NieR: Automata, robot sexy et patate de forain

NieR: Automata, robot sexy et patate de forain

Ce test de NieR: Automata a été réalisé à partir d'une version éditeur.

Quel début d’année pour nous joueurs. Personne ne m’avait prévenu mais là ça commence à se voir. 2017 est un véritable rouleau compresseur. Un mangeur de temps. Et le jeu vidéo japonais n’en est pas étranger. Bien au contraire puisque une fois encore, une pépite débarque sans crier gare. 

NieR: Automata se situe à la croisée des mondes. Celui de son producteur et scénariste déjanté Yoko Taro et celui du studio qui a Platinum Game. Le jeu est la suite d’un premier épisode sorti en 2004 sur PlayStation 3 et Xbox 360. Pas folichon, ma noté et pas mal beugué, le jeu a toutefois réussi à se construire une base de fans à travers le monde. C’est notamment son scénario qui avait séduit et qui fait qu’on parle encore de ce jeu aujourd’hui. Square Enix a senti le coup et a eu l'excellente idée de proposer à son directeur d'en faire une suite.
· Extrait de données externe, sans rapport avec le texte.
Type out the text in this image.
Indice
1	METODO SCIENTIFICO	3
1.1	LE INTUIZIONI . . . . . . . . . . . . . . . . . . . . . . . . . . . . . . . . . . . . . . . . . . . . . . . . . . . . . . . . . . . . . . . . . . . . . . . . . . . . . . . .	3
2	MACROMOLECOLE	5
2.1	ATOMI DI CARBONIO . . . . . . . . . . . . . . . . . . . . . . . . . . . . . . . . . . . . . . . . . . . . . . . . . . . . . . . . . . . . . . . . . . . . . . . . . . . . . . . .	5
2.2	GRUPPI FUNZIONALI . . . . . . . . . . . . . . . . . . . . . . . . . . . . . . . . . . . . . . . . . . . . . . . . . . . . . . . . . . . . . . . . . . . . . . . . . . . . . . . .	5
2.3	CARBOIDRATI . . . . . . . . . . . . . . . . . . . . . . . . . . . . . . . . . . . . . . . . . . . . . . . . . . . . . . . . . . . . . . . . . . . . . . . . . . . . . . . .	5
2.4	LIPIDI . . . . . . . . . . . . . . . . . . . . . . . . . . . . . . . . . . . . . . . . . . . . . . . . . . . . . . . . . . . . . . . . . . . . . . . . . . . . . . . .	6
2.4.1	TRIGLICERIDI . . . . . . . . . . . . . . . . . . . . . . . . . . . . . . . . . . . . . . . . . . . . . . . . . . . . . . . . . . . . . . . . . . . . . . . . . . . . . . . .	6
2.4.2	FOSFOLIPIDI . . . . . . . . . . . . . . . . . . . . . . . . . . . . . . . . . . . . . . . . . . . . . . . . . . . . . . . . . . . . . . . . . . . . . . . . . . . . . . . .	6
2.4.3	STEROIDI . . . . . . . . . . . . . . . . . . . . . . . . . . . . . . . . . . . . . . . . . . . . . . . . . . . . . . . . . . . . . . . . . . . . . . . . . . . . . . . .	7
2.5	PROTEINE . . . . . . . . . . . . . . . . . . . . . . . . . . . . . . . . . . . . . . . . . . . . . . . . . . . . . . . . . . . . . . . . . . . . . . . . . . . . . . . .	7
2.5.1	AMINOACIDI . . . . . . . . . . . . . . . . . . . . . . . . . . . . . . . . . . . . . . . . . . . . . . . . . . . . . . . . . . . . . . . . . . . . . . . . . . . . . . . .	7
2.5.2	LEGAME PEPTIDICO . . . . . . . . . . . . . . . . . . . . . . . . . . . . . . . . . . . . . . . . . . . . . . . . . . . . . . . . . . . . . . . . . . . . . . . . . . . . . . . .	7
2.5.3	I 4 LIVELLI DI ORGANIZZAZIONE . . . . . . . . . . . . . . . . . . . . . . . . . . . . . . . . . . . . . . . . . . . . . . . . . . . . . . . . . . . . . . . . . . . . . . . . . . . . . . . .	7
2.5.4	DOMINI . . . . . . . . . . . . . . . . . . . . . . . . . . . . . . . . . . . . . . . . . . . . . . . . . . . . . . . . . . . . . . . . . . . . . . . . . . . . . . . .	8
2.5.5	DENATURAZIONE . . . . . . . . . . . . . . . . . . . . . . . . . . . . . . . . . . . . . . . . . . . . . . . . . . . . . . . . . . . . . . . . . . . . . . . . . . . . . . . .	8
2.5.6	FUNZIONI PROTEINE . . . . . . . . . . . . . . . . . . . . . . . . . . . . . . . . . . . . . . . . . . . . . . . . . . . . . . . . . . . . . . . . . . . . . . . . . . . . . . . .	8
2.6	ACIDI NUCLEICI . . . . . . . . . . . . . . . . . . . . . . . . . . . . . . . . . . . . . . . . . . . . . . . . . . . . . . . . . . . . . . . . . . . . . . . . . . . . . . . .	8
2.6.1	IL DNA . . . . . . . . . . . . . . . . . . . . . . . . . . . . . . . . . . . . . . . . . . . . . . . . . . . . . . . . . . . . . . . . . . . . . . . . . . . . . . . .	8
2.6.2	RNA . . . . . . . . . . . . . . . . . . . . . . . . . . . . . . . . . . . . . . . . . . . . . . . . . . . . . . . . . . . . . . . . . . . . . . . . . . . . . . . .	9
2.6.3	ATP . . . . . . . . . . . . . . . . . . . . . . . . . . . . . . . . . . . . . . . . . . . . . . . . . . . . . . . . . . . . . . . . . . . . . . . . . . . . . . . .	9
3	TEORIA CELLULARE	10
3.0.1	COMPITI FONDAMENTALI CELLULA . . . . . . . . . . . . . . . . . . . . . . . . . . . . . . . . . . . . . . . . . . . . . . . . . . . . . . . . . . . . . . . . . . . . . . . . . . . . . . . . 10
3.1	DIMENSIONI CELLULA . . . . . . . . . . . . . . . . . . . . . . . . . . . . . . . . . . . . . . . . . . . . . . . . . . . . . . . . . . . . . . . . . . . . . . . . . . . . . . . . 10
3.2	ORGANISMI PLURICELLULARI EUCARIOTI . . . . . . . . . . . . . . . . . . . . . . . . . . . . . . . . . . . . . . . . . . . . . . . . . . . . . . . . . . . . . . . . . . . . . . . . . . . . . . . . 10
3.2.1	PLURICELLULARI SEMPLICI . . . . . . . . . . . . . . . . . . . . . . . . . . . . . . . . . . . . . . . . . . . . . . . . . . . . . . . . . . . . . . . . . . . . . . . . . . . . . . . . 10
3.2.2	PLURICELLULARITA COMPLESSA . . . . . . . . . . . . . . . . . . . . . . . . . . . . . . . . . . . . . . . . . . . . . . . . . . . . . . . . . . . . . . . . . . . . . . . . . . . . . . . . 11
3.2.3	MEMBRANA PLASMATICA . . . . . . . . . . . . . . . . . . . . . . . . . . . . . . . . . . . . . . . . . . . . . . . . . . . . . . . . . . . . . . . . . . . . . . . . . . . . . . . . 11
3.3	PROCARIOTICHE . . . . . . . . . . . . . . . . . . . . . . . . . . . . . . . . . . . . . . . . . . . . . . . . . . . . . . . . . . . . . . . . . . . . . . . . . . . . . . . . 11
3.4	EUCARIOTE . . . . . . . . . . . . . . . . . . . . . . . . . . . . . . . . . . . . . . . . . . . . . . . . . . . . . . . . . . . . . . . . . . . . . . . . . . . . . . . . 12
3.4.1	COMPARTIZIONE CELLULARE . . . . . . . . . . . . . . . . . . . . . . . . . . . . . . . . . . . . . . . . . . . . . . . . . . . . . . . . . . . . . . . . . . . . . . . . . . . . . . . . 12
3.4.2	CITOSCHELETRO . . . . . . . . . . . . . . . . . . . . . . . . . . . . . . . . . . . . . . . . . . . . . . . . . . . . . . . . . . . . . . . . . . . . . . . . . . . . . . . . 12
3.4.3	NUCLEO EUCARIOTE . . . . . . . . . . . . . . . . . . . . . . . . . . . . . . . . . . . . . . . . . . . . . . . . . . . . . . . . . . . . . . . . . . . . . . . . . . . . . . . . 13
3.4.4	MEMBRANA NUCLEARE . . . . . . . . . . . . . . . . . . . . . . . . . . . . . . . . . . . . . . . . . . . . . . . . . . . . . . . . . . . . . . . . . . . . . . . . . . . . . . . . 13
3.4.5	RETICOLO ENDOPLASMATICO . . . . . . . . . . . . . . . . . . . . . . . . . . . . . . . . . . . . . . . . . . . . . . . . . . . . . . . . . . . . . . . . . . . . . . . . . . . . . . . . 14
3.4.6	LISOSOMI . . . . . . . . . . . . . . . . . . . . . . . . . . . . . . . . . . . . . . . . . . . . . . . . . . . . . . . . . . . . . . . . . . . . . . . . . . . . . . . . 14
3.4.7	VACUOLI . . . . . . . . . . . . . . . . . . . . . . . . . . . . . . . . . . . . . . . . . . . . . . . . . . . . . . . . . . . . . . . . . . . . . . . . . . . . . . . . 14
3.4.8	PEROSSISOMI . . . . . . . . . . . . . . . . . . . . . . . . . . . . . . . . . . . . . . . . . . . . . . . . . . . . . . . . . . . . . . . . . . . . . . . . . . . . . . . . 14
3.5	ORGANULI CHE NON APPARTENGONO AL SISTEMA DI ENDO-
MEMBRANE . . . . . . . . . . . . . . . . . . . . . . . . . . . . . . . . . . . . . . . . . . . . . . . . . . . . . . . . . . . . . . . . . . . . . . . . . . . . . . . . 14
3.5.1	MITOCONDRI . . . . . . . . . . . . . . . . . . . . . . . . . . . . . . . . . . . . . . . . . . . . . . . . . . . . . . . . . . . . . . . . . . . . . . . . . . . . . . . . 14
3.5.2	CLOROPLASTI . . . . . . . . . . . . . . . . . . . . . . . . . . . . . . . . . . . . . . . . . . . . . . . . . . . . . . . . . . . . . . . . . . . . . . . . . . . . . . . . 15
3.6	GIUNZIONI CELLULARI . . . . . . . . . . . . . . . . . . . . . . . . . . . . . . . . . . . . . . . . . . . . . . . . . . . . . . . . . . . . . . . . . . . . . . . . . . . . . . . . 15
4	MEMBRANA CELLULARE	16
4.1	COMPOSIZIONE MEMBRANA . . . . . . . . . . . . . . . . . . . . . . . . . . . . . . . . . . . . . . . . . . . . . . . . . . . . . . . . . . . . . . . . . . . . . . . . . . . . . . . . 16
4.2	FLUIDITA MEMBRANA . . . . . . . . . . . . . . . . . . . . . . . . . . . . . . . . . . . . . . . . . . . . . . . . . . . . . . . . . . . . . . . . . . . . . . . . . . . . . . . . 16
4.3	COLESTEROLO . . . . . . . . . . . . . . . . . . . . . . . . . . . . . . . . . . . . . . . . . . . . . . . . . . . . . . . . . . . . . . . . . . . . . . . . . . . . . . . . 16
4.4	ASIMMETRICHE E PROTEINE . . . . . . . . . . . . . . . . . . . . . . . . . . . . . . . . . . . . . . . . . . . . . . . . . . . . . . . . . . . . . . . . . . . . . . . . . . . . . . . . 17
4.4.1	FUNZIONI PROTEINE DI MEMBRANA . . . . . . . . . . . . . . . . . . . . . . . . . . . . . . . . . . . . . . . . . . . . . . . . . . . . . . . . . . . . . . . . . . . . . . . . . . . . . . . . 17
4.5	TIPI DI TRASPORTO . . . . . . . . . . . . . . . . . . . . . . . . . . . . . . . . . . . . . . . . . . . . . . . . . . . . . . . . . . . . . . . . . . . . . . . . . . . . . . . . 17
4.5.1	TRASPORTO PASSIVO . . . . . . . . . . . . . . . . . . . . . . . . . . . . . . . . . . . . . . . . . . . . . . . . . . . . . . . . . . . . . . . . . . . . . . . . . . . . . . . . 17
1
C’est donc à celle-ci que l’on s'intéresse aujourd’hui. NieR: Automata reprend les codes de son aîné. On est toujours dans un beat em all en monde simili ouvert. Le gameplay possède une patate folle puisque cette fois-ci c’est le génie et le savoir faire de Platinum Game que l’on a entre les mains. 2B, le robot avec lequel on démarre notre aventure, possède tout un tas de combos toujours plus impressionnants pour défourailler tout ce qui croise sa route. Notre robot est également équipé d'un pod qui permet de tirer en même temps qu'on se bat. L'action est permanente et les temps morts inexistants.

Comme dans le premier épisode de NieR, Yoko Taro réussi à passer d’un genre à un autre en un changement subtile de caméra, en recadrant l’action subitement. On passe d’un beat-em-all à un shooter 2D ou à un twin-stick shooter. C'est fou, ça fonctionne superbement bien et l’effet de surprise est toujours réussi. Le coeur du gameplay reste néanmoins le beat em all et là dessus, le jeu réussi son pari. Platinum Game a fait du bon travail, comme souvent. On aurait peut-être aimer voir des combos plus divers, plus complexes et des ennemis nécessitant de devoir être achevé d’une façon spécifique pour pousser le skill. Mais sinon rien à redire, la caméra suit bien. L’action est lisible. C'est un bon jeu du genre.

Mais ça va plus loin que ça. Ce qu’il faut savoir, c'est que NieR: Automata est un jeu qui se savoure sur la longueur. C’est à la fois une de ses plus grandes qualités mais aussi son plus gros défaut. Je m’explique. Une fois fini, le jeu peut être recommencé afin de découvrir de nouveaux pans du scénario et plusieurs fins alternatives. Plus qu’un new game +, il est ici vivement encouragé de refaire le jeu afin d’obtenir une expérience de jeu complète, comme le veut son créateur. Ceci étant, on devra pour se faire repasser par des endroits dont on aura déjà fait le tour. Ces mêmes endroits qui nous auront certainement déjà lassés si on a effectué les quêtes secondaires qui nécessitent de nombreux aller-retours dans des niveaux en couloirs aux couleurs ternes.

Heureusement, il y a de l’action tout le temps, partout. Le jeu est intelligent dans ce qu’il propose en mécanique de gameplay. NieR: Automata fait partie de cette vague de jeux japonais récents qui sont complètement immanquables car tous exceptionnels dans ce qu’ils proposent, dans ce qu'ils représentent. Mais comme chacun de ceux-ci, NieR: Automata ne s’adresse pas forcément à tous les joueurs. Ou plutôt, tous les joueurs ne verront pas le génie qui réside derrière ce qui s'apparente à un jeu de genre.

Si je peux vous conseiller une chose, c’est d’essayer pour voir. Ce dont je suis certain, c’est que vous passerez un excellent moment. Ne serait-ce que pour les combats taillés par des maîtres du genre et les musiques splendides de Keiichi Okabe qui accompagnent l’action à l'écran. Vous verrez ensuite si l’envie d’aller plus loin se manifeste. Et peut-être qu’alors vous comprendrez pourquoi le jeu de Yoko Taro est un si grand jeu.